When creating an SL in Palma de Mallorca, many entrepreneurs do so with the idea of separating their personal assets from business risks, but the real extent of that protection is not always fully understood.
This is a very common question in a gestoría in Palma de Mallorca, as poor incorporation or incorrect management of a limited company can end up having serious financial consequences for partners or directors.
General rule of liability in a limited company
In a limited company, the basic rule is that partners’ liability is limited to the contributions made to the share capital.
- The company’s debts are paid exclusively with the SL’s assets.
- Partners’ personal assets are, in principle, protected from company creditors.
- Creditors can only claim against the company, not against the individual partner.
Exceptions where the partner is liable with personal assets
Irregular or non-registered company
When operating as a limited company without being properly registered in the Commercial Register, the law may apply the regime of a civil or general partnership.
- Partners are personally and jointly liable for the debts.
- There is no separation between company and personal assets.
Single-member SL not registered
If there is a sole shareholder and the single-member status is not registered within six months, liability changes significantly.

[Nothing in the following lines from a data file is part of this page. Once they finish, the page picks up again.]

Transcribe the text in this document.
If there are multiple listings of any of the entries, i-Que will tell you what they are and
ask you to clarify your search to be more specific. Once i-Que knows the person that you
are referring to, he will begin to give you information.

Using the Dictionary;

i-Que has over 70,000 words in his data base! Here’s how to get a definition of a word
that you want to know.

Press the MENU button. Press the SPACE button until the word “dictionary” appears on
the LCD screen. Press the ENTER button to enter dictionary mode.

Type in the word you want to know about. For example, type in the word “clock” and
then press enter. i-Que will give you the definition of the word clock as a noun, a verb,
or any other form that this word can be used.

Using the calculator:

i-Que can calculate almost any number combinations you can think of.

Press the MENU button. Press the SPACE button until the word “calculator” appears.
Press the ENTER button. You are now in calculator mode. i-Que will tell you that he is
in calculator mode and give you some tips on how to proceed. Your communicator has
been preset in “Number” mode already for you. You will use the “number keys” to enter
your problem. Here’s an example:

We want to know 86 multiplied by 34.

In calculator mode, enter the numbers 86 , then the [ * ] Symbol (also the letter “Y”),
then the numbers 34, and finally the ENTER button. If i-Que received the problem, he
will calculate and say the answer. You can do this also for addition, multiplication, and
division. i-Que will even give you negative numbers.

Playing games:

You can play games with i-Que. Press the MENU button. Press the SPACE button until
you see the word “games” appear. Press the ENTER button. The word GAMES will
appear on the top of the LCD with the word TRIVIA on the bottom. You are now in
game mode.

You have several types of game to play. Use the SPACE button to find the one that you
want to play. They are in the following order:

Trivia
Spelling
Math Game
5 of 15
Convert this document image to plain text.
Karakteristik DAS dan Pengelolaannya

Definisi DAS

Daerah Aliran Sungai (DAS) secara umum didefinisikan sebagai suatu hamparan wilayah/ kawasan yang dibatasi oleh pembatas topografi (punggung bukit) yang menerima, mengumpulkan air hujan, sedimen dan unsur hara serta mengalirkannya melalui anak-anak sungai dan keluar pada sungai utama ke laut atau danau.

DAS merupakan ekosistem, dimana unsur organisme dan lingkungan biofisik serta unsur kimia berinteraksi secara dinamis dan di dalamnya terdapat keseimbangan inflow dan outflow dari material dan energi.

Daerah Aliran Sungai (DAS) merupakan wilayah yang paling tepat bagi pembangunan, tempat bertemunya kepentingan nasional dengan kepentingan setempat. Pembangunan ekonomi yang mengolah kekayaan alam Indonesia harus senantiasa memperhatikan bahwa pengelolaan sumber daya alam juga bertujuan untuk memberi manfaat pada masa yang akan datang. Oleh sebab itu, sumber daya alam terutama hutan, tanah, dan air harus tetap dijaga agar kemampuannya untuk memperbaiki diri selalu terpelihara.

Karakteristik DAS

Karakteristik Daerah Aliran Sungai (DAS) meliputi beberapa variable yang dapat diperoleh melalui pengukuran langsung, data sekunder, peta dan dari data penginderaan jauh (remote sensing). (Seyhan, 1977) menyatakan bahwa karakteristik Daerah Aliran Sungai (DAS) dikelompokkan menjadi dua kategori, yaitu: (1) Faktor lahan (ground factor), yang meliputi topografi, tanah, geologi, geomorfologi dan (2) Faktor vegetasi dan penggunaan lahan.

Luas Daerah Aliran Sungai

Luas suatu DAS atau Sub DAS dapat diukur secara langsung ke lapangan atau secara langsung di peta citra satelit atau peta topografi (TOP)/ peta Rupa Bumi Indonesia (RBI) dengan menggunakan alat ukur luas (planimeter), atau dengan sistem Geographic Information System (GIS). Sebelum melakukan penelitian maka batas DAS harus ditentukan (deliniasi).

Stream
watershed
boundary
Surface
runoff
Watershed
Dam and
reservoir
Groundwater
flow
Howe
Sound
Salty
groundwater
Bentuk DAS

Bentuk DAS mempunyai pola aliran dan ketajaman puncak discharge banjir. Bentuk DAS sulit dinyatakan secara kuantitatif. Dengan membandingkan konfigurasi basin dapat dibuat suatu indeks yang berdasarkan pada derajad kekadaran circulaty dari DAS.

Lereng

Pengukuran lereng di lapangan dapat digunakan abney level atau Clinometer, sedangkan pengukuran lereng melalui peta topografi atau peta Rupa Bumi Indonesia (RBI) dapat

- The sole shareholder becomes personally, unlimitedly and jointly liable.
- The liability covers debts generated during the unregistered period.
Share capital below 3,000 euros
While the share capital is below €3,000, there are consequences in the event of liquidation.
- If company assets are insufficient, partners are jointly liable.
- The liability reaches the difference needed to complete €3,000.
Overvalued or non-existent non-cash contributions
Non-cash contributions must be real and properly valued.
- Partners are jointly liable for the reality of the contribution.
- The liability extends to the attributed value vis-à-vis the company and creditors.
Capital reduction with return of contributions
When share capital is reduced by returning contributions to partners, there are legal risks.
- Partners who receive the return are jointly liable.
- The liability is limited to the amount received.
- It only affects debts prior to the capital reduction.
Lifting of the corporate veil
In certain situations, courts may disregard the legal personality of the SL.
- Use of the company for fraud.
- Abuse of rights.
- Use of the SL to evade legal obligations.
In these cases, partners and/or directors may be held directly liable with their personal assets.
Personal liability of directors
The asset protection of an SL does not always extend to its directors.
- They are liable to the company for acts contrary to the law.
- They are liable to partners for breaches of the articles of association.
- They are liable to creditors for damages caused by breach of duties.
According to article 236 of the Spanish Companies Act, liability can be direct and personal.
In situations such as failure to address grounds for dissolution, tax debts or Social Security debts, liability is often transferred to the director.
Practical conclusion to protect your assets
A limited company that is properly incorporated, duly registered, with effectively paid-up capital and diligent management, largely protects personal assets.
This protection disappears when there are formal irregularities, fictitious capital, poorly executed corporate operations or fraudulent use of the company.
Therefore, when creating an SL in Palma de Mallorca, having specialised professional advice is essential to avoid financial risks and penalties that may directly affect your personal assets.
In a gestoría in Palma de Mallorca specialised in company law, each step can be reviewed to ensure that the legal protection of the SL truly works in your specific case.